Pohjanen se puso derecho y la miró.
—Yo tampoco creo que haya sido un accidente —dijo—. Los daños en el cerebro apuntan a un fuerte trauma en la cabeza, pero no de una caída.
Anna-Maria prestó atención.
—¿Un golpe? —preguntó.
—Es muy probable. En una caída, siempre aparecen daños por el contrecoup…
—¿Me dejas que llame a un intérprete? Han pasado varias vidas desde que hablé latín por última vez y…
—Si me dejas que termine, Mella, a lo mejor puedes aprender algo. Piensa que el cerebro está colgado como en una caja. En una caída recibes un golpe en la corteza cerebral del lado contrario. Una lesión en el polo opuesto, en el otro lado. Aquí no la hay. Y, además, en la herida había trozos de corteza de árbol.
—¿Un golpe con un leño?
—Puede. ¿Qué han dicho los técnicos?
—Dicen que el marco de la puerta ha sido limpiado, se veía claramente, en general estaba muy sucio pero muy limpio en un sitio que estaba a la altura idónea para que alguien que hubiera puesto allí la mano si se apoyaba…

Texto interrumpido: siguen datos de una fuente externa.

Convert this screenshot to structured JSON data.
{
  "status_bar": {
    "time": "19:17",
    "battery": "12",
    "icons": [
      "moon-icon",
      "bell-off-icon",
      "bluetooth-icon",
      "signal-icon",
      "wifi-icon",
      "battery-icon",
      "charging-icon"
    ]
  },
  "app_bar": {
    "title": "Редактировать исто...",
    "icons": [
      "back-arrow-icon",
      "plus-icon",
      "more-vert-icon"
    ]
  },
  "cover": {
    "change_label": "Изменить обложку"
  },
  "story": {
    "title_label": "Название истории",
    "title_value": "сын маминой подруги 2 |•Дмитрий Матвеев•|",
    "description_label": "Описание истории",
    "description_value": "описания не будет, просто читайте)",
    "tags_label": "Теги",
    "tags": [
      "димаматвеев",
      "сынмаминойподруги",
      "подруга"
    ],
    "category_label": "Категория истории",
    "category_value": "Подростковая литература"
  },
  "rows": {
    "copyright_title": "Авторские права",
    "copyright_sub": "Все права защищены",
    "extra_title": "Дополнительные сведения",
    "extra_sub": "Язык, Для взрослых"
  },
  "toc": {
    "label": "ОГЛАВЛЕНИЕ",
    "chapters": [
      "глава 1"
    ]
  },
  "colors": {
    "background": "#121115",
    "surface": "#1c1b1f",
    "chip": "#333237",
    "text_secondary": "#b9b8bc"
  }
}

Anna-Maria se interrumpió. De pronto le vino la imagen de Hjalmar Krekula de pie en el umbral de la puerta de la cocina de Kerttu Krekula.
—¿Sí? —preguntó Pohjanen.
—Y parece que han movido el cuerpo. Llevaba un mono azul de trabajo. La parte de atrás estaba subida hacia la nuca de una forma que hace pensar que lo han arrastrado por las piernas. Pero no se puede saber con total seguridad. Ya sabes. A lo mejor no mueres al instante. Intentas ponerte de pie, o quizá son espasmos reflejos.
—¿Sangre en el suelo?
—Un sitio había sido limpiado.
Anna-Maria Mella observó a Hjörleifur Arnarson. Era turbador verlo muerto, pero se trataba de investigar el caso y nada más. Ahora había motivos para aparcar otros y dedicarse exclusivamente a éste. A Sven-Erik le supondría un pequeño revés. Ella había tenido razón y él había estado paseándose por la escena del crimen provocando que los técnicos se pusieran negros.
«Pero yo no voy a responsabilizarme de ello —pensó—. Y, si quiere, que se ponga a trabajar con otra cosa.»
Se subió la cremallera del abrigo.
—Tengo que irme —dijo.
—Ah —dijo Pohjanen—. ¿Adónde?…
—Rebecka Martinsson. Necesito una orden de registro.
—Oye, esa Rebecka Martinsson —dijo Lars Pohjanen con curiosidad—. ¿Cómo se las gasta?
Pero Anna-Maria ya había desaparecido por la puerta.